Seth and Grace were happy to be eating out, and even happier to be inside a public building where the censure of strangers prevented their mother from continuing to yell at their father. As she watched them running in and out of their booth, playing with the silverware and salt and pepper shakers, and marking up the paper placemats with the Crayons the restaurant provided, Cora felt herself relaxing.
“Who’s milking?” asked Cora.
“Wade,” said Grahm.
“We can’t afford to hire people to do our work,” she said. “And Wade’s on probation.”
“I’ve known him since he was a boy.”
At home in the driveway, the children bolted from the car and fled into the house. Grahm and Cora remained in the front seat, looking into a rapidly darkening sky.
“I just wanted to—” began Grahm.
“I know,” said Cora. “It’s not your fault. I’m just so tired. They’re trying to make me quit. They
hired a girl just out of high school and they’re giving her a lot of my work. Today, Phil pretended to be unable to find the new application forms, which left me with nothing to do for over two hours while that new girl made out the reports. They’re trying to make me quit.”
“It’s not worth it. You should resign.”
“We need the money and the health insurance.”
The screen door banged shut on the front of the house. Seth and Grace stood on the porch, looking at the car. Their expressions caused Cora to go to them immediately. Grahm went to the barn to pay the neighbor and send him home. Minutes later, Cora found Grahm in the milk house.
“Someone was in our house,” she said in a breathless whisper. “The papers are gone—all of them. They found the box in the upstairs closet. I don’t think anything else was taken.”
They ran inside and silently set about putting everything back in order. Hoping to keep Grace and Seth from knowing that their home had been violated, they pretended nothing out of the ordinary had happened—as though natural forces were somehow capable of spewing out the contents of cabinets, drawers, and closets.

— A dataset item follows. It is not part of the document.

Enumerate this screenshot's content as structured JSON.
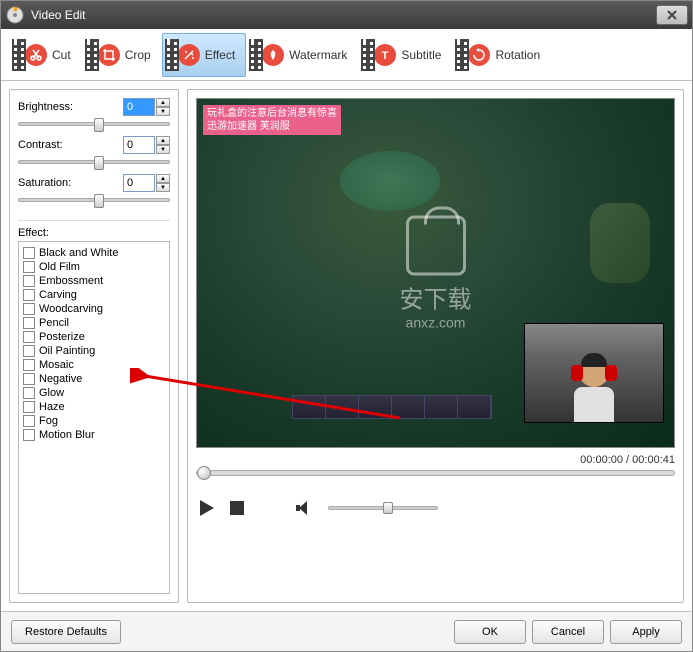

As they worked they knew that the thoughts Seth and Grace might entertain to explain the disorder—such as their father going through the house in a fit of rage—might be even more detrimental than the pretending, but they couldn’t help it. The truth hung heavily in their chests and they couldn’t imagine speaking it to their children. Their privacy had been spoiled, their sacred place defiled.
After they finished putting the house in order, Cora remained upstairs with Grace and Seth while they did their homework. Grahm called Wade to see if he had seen anyone.
“Hell no, Mr. Shotwell, I didn’t see anyone all the time I was over there. And you’ve got to believe me—I had nothing to do with whatever happened.”
“I know that,” said Grahm. “I never thought you did.”
Grahm called the police and at about ten-thirty met two men from the sheriff’s department in front of the milk house and together they walked across the driveway, under the tamaracks, and onto the porch. Cora joined them. The officers inquired after the robbery. One of them wrote with a ballpoint pen into a fat, leather-bound pad of paper. Strapped to their waists hung a number of other lumpy, leather-covered objects, and their brightly enameled badges reflected the porch’s orange bug light. Despite their laconic professional manner, Cora could tell they did not regard the theft of papers as a very serious crime.